Fazit: Einzelfallprüfung bleibt entscheidend

Die Stellungnahme des EDSA verdeutlicht, dass die Verarbeitung personenbezogener Daten bei KI-Modellen sowohl Chancen als auch Risiken mit sich bringt. Die Einhaltung der DSGVO erfordert dabei nicht nur geeignete technische Lösungen, sondern auch ein Bewusstsein für die Auswirkungen von KI-Systemen auf die Rechte und Freiheiten der Individuen.

Der EDSA hat zwar die Frage nicht konkret beantwortet, ob Unternehmen die mit dem KI-Training bzw. der KI-Nutzung verbundene Verarbeitung auf ihr berechtigtes Interesse stützen können, dies aber auch nicht verneint.

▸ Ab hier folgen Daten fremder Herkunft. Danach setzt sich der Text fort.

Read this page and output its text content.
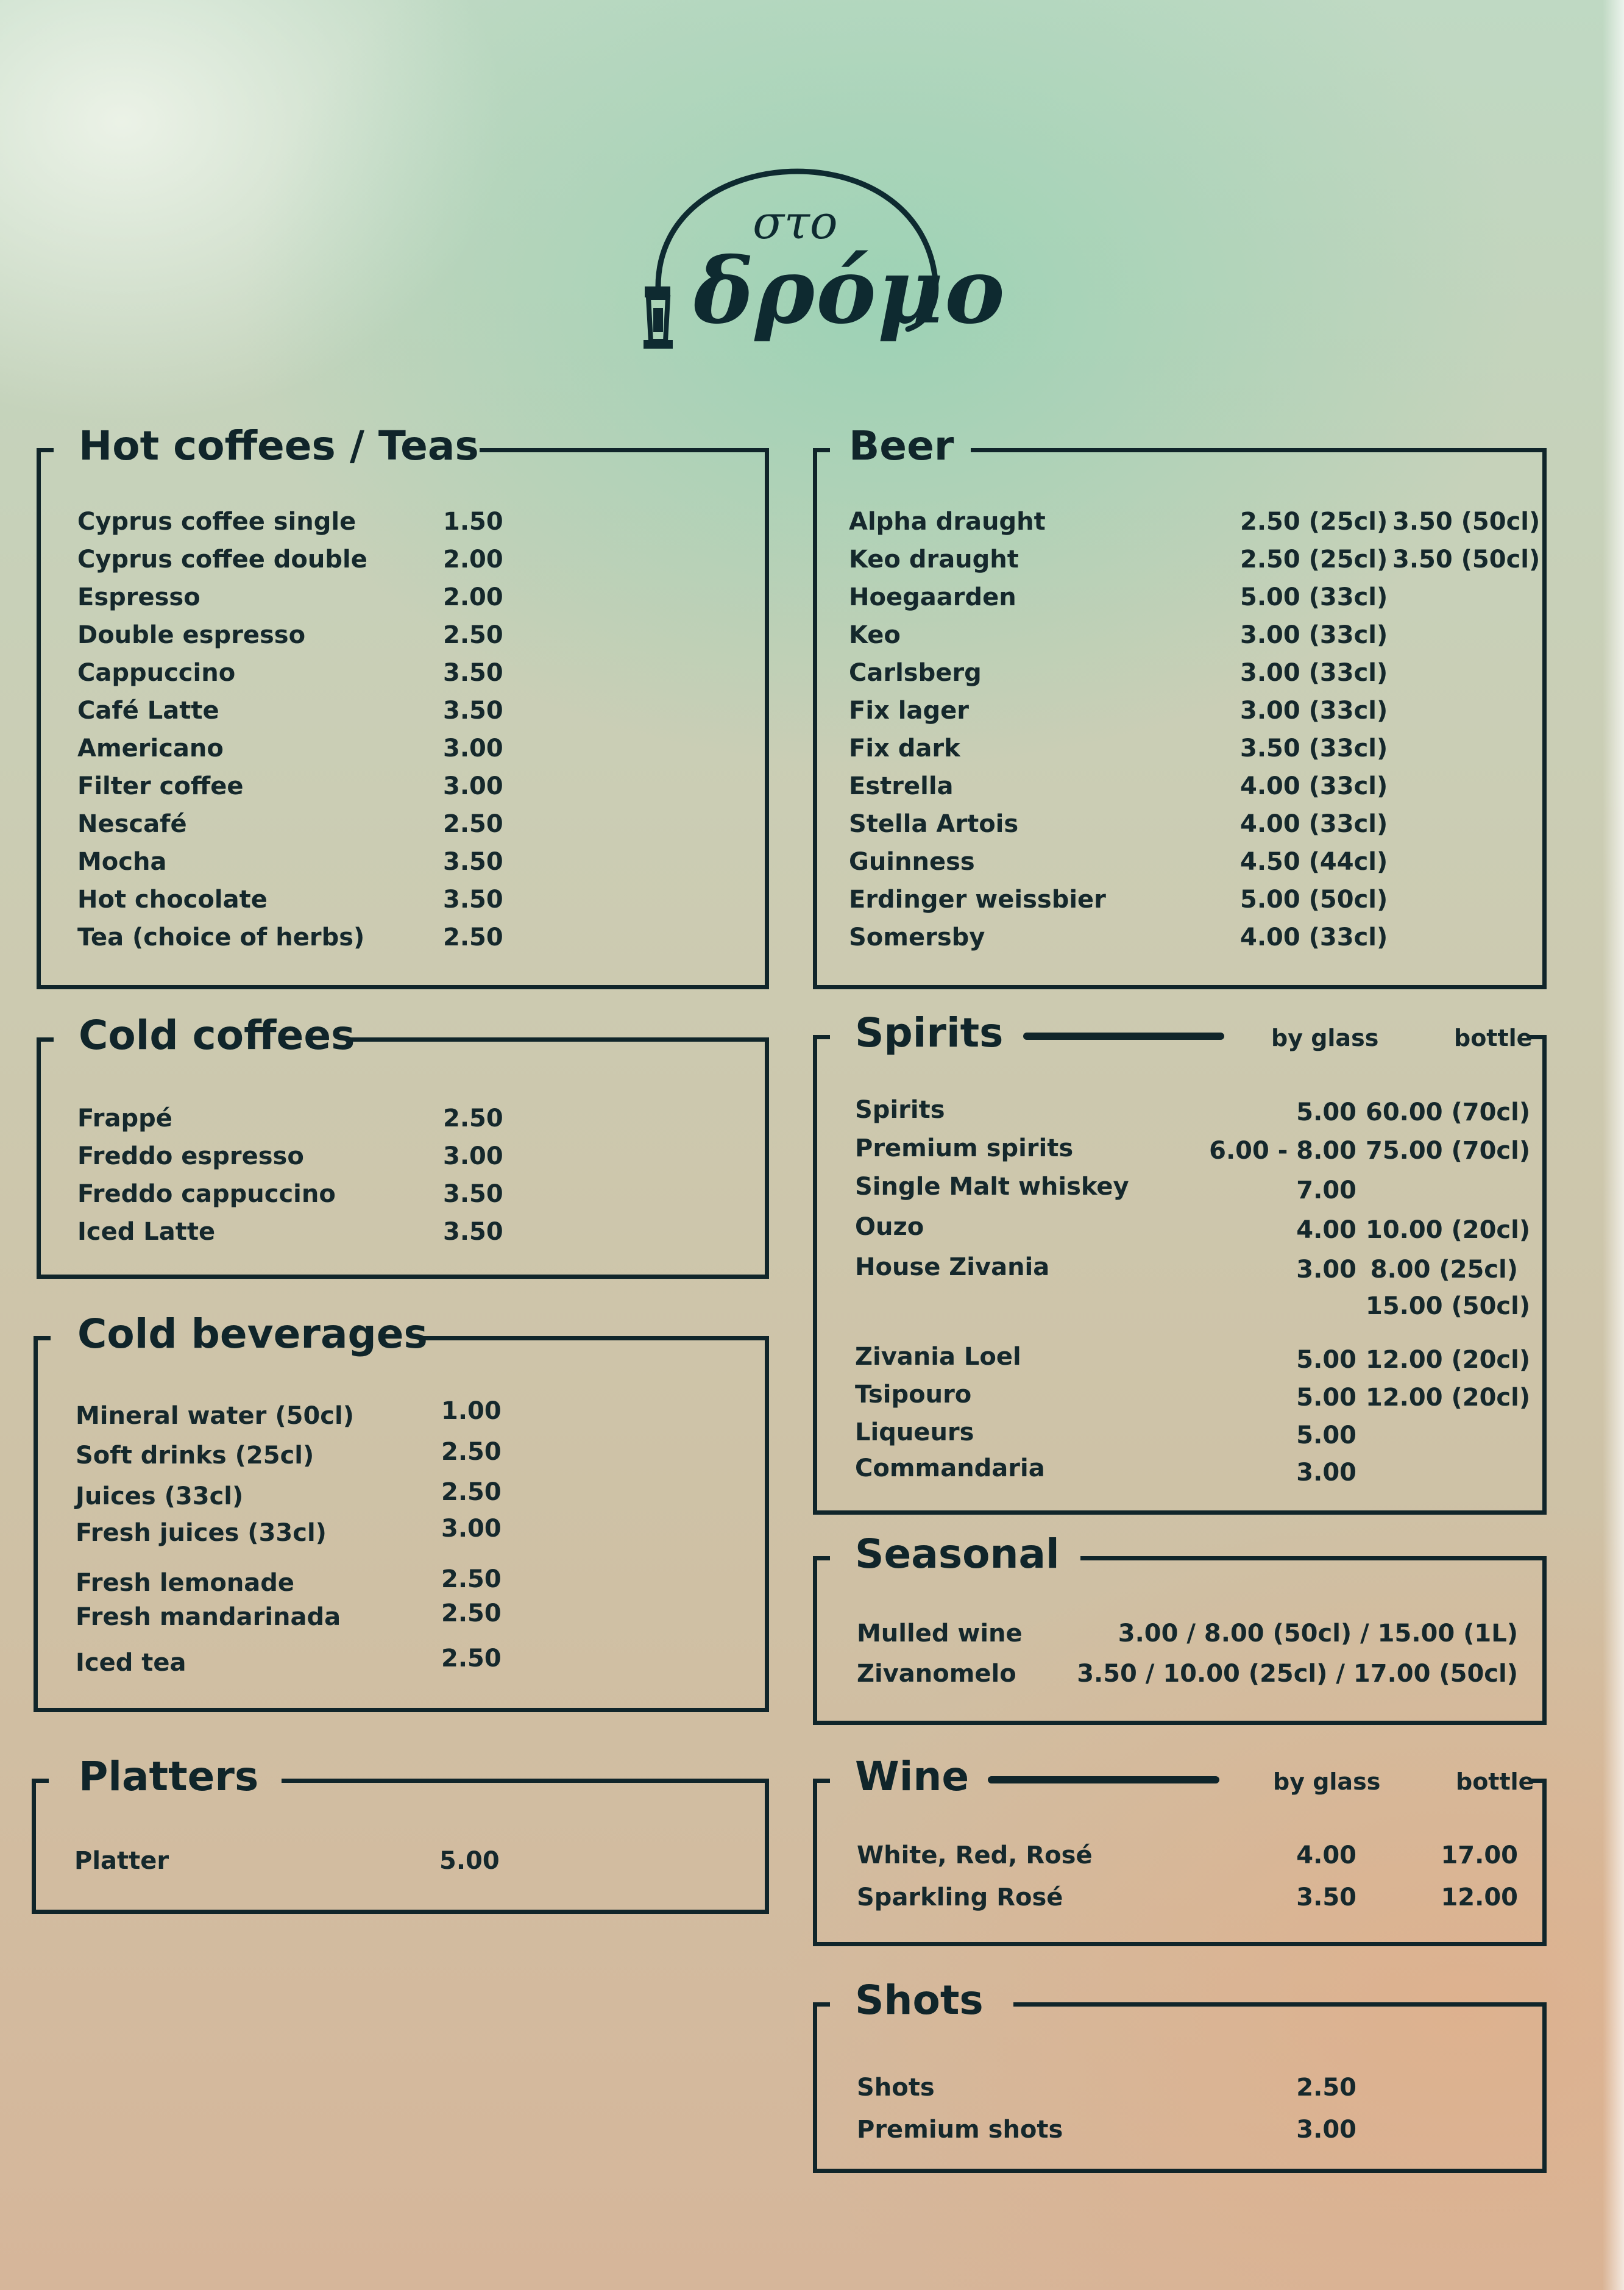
στο
δρόμο
Hot coffees / Teas
Cyprus coffee single	1.50
Cyprus coffee double	2.00
Espresso	2.00
Double espresso	2.50
Cappuccino	3.50
Café Latte	3.50
Americano	3.00
Filter coffee	3.00
Nescafé	2.50
Mocha	3.50
Hot chocolate	3.50
Tea (choice of herbs)	2.50
Cold coffees
Frappé	2.50
Freddo espresso	3.00
Freddo cappuccino	3.50
Iced Latte	3.50
Cold beverages
Mineral water (50cl)	1.00
Soft drinks (25cl)	2.50
Juices (33cl)	2.50
Fresh juices (33cl)	3.00
Fresh lemonade	2.50
Fresh mandarinada	2.50
Iced tea	2.50
Platters
Platter	5.00
Beer
Alpha draught	2.50 (25cl) 3.50 (50cl)
Keo draught	2.50 (25cl) 3.50 (50cl)
Hoegaarden	5.00 (33cl)
Keo	3.00 (33cl)
Carlsberg	3.00 (33cl)
Fix lager	3.00 (33cl)
Fix dark	3.50 (33cl)
Estrella	4.00 (33cl)
Stella Artois	4.00 (33cl)
Guinness	4.50 (44cl)
Erdinger weissbier	5.00 (50cl)
Somersby	4.00 (33cl)
Spirits	by glass	bottle
Spirits	5.00 60.00 (70cl)
Premium spirits	6.00 - 8.00 75.00 (70cl)
Single Malt whiskey	7.00
Ouzo	4.00 10.00 (20cl)
House Zivania	3.00 8.00 (25cl)
15.00 (50cl)
Zivania Loel	5.00 12.00 (20cl)
Tsipouro	5.00 12.00 (20cl)
Liqueurs	5.00
Commandaria	3.00
Seasonal
Mulled wine	3.00 / 8.00 (50cl) / 15.00 (1L)
Zivanomelo	3.50 / 10.00 (25cl) / 17.00 (50cl)
Wine	by glass	bottle
White, Red, Rosé	4.00	17.00
Sparkling Rosé	3.50	12.00
Shots
Shots	2.50
Premium shots	3.00
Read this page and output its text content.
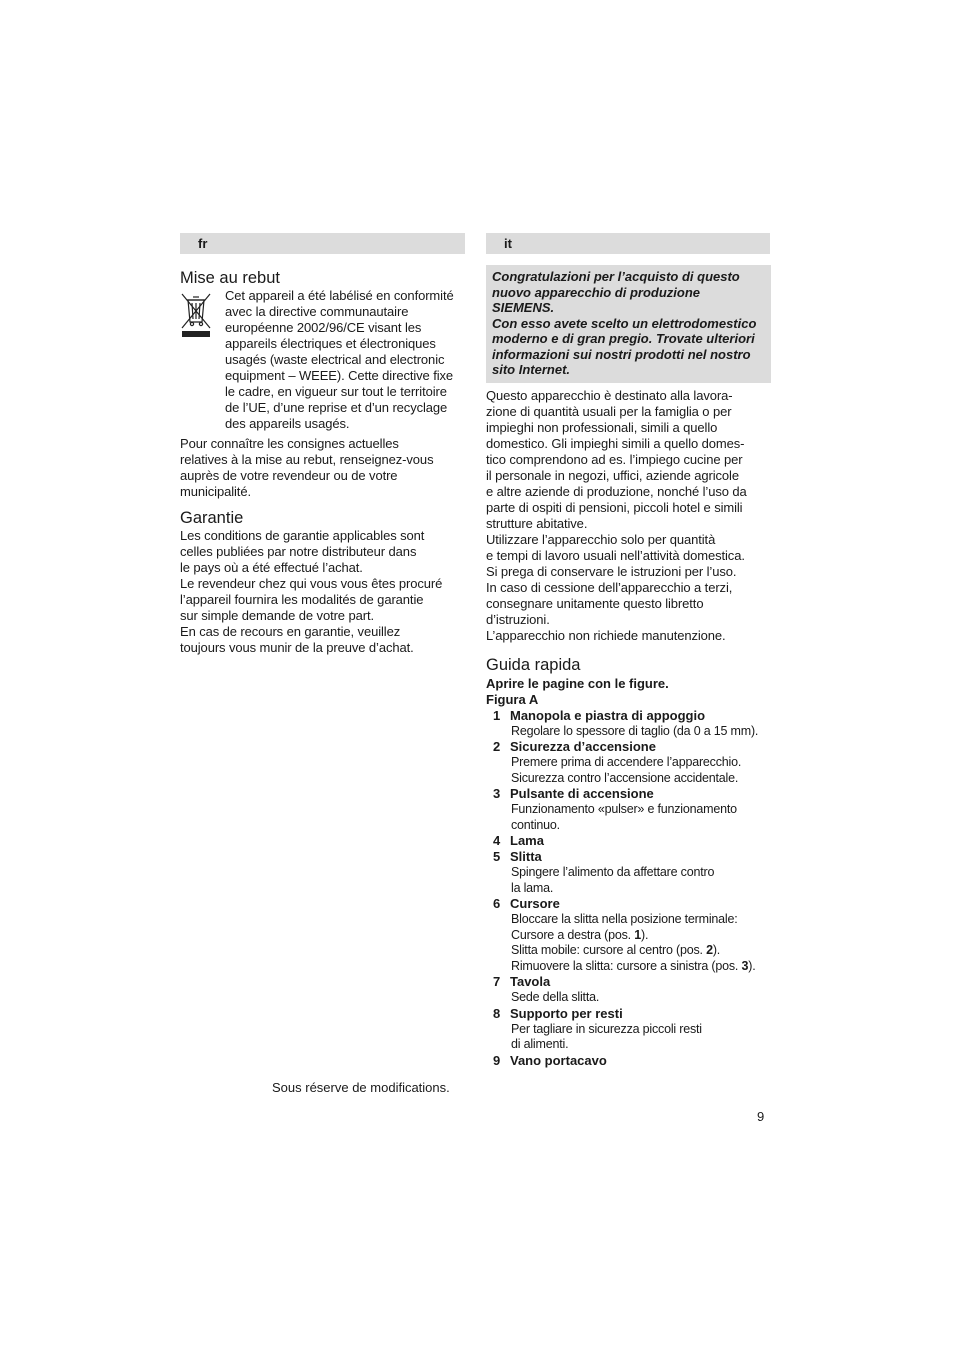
fr
Mise au rebut

Cet appareil a été labélisé en conformité
avec la directive communautaire
européenne 2002/96/CE visant les
appareils électriques et électroniques
usagés (waste electrical and electronic
equipment – WEEE). Cette directive fixe
le cadre, en vigueur sur tout le territoire
de l’UE, d’une reprise et d’un recyclage
des appareils usagés.

Pour connaître les consignes actuelles
relatives à la mise au rebut, renseignez-vous
auprès de votre revendeur ou de votre
municipalité.

Garantie

Les conditions de garantie applicables sont
celles publiées par notre distributeur dans
le pays où a été effectué l’achat.
Le revendeur chez qui vous vous êtes procuré
l’appareil fournira les modalités de garantie
sur simple demande de votre part.
En cas de recours en garantie, veuillez
toujours vous munir de la preuve d’achat.

it
Congratulazioni per l’acquisto di questo
nuovo apparecchio di produzione SIEMENS.
Con esso avete scelto un elettrodomestico
moderno e di gran pregio. Trovate ulteriori
informazioni sui nostri prodotti nel nostro
sito Internet.

Questo apparecchio è destinato alla lavora-
zione di quantità usuali per la famiglia o per
impieghi non professionali, simili a quello
domestico. Gli impieghi simili a quello domes-
tico comprendono ad es. l’impiego cucine per
il personale in negozi, uffici, aziende agricole
e altre aziende di produzione, nonché l’uso da
parte di ospiti di pensioni, piccoli hotel e simili
strutture abitative.
Utilizzare l’apparecchio solo per quantità
e tempi di lavoro usuali nell’attività domestica.
Si prega di conservare le istruzioni per l’uso.
In caso di cessione dell’apparecchio a terzi,
consegnare unitamente questo libretto
d’istruzioni.
L’apparecchio non richiede manutenzione.

Guida rapida

Aprire le pagine con le figure.

Figura A

1 Manopola e piastra di appoggio
Regolare lo spessore di taglio (da 0 a 15 mm).
2 Sicurezza d’accensione
Premere prima di accendere l’apparecchio.
Sicurezza contro l’accensione accidentale.
3 Pulsante di accensione
Funzionamento «pulser» e funzionamento
continuo.
4 Lama
5 Slitta
Spingere l’alimento da affettare contro
la lama.
6 Cursore
Bloccare la slitta nella posizione terminale:
Cursore a destra (pos. 1).
Slitta mobile: cursore al centro (pos. 2).
Rimuovere la slitta: cursore a sinistra (pos. 3).
7 Tavola
Sede della slitta.
8 Supporto per resti
Per tagliare in sicurezza piccoli resti
di alimenti.
9 Vano portacavo
Sous réserve de modifications.
9
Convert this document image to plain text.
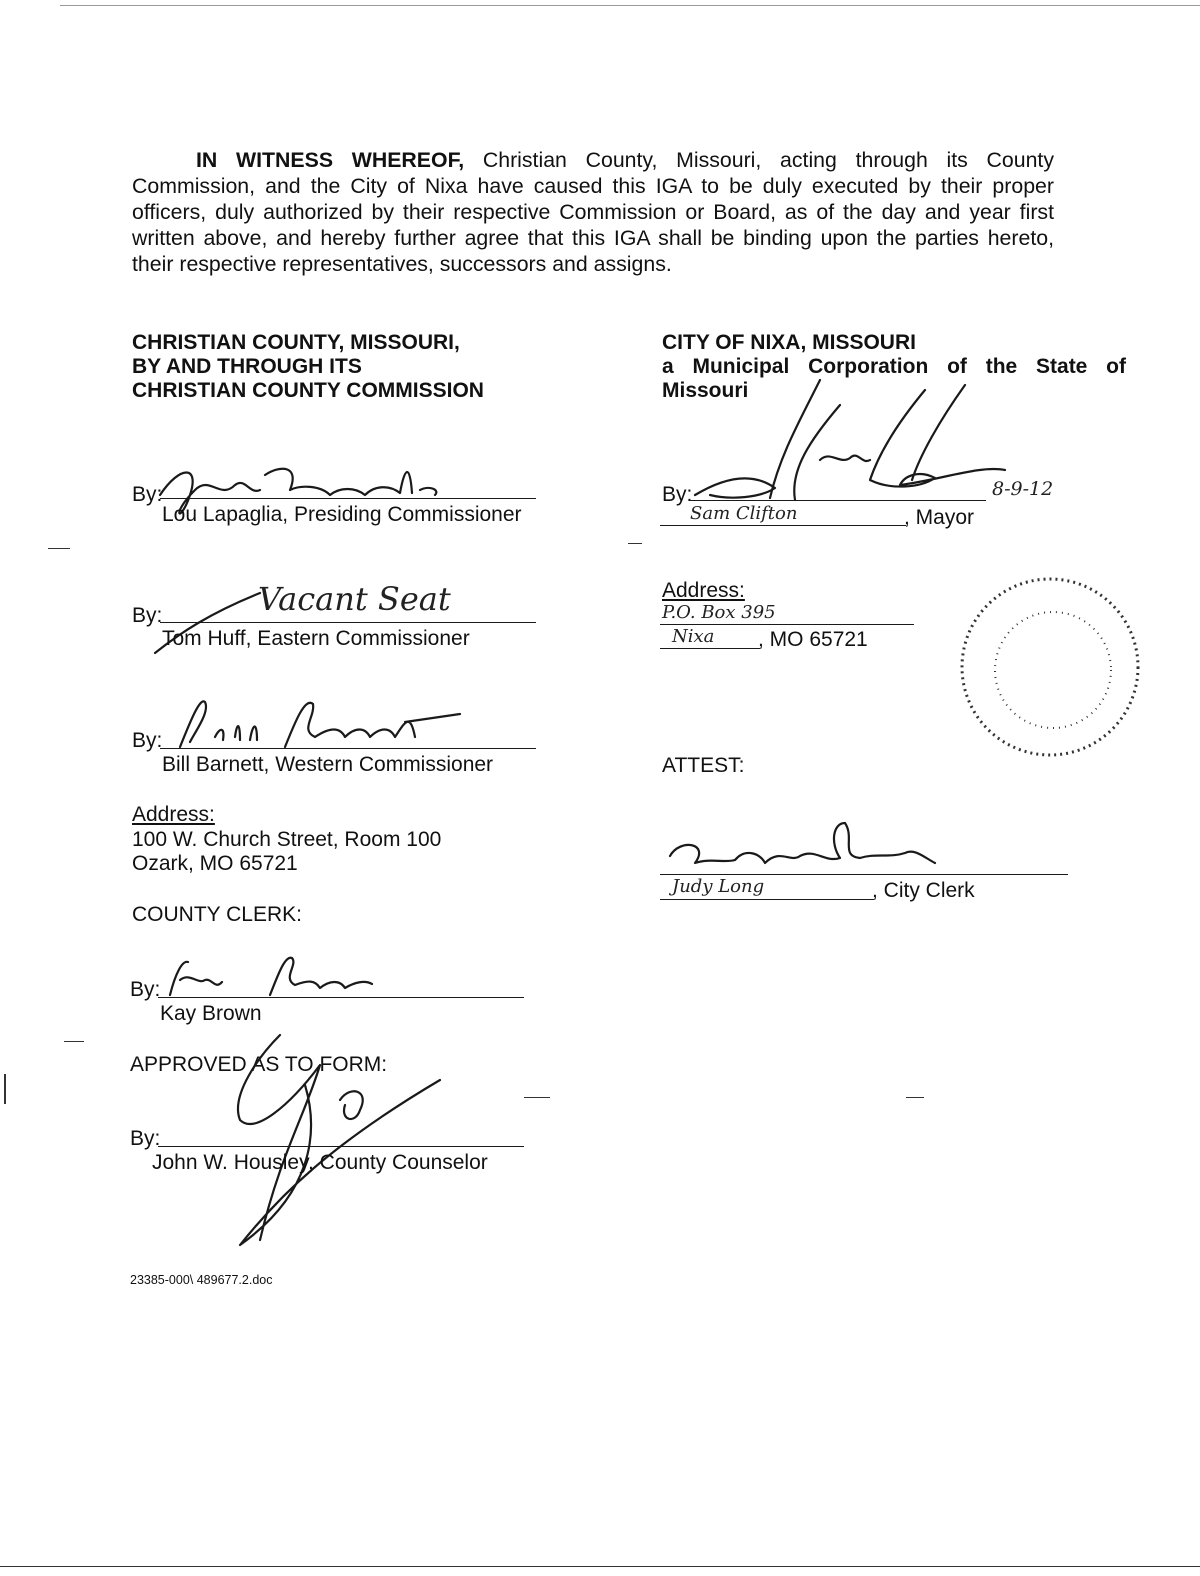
IN WITNESS WHEREOF, Christian County, Missouri, acting through its County Commission, and the City of Nixa have caused this IGA to be duly executed by their proper officers, duly authorized by their respective Commission or Board, as of the day and year first written above, and hereby further agree that this IGA shall be binding upon the parties hereto, their respective representatives, successors and assigns.
CHRISTIAN COUNTY, MISSOURI,
BY AND THROUGH ITS
CHRISTIAN COUNTY COMMISSION
By:
Lou Lapaglia, Presiding Commissioner
By:	Vacant Seat
Tom Huff, Eastern Commissioner
By:
Bill Barnett, Western Commissioner
Address:
100 W. Church Street, Room 100
Ozark, MO 65721
COUNTY CLERK:
By:
Kay Brown
APPROVED AS TO FORM:
By:
John W. Housley, County Counselor
23385-000\ 489677.2.doc
CITY OF NIXA, MISSOURI
a Municipal Corporation of the State of
Missouri
By:	8-9-12
Sam Clifton	, Mayor
Address:
P.O. Box 395
Nixa , MO 65721
ATTEST:
Judy Long	, City Clerk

Eine Festlegung war aber auch nicht zu erwarten, denn die Breite der unterschiedlichen Szenarien ist schlichtweg zu groß, um eine allgemein gültige Antwort geben zu können.

Mit der Stellungnahme des EDSA steht Unternehmen nunmehr ein klarer Rahmen zur Verfügung, mithilfe dessen Unternehmen selbstständig prüfen können, ob und inwieweit die Verarbeitung auf ihr berechtigtes Interesse gestützt werden kann. Die Stellungnahme ist aber auch darüber hinaus relevant, denn unabhängig von der anwendbaren Rechtsgrundlage bietet sie eine gute Übersicht der möglichen Abhilfemaßnahmen im KI-Bereich, mit welchen sich das Datenschutzniveau erhöhen lässt.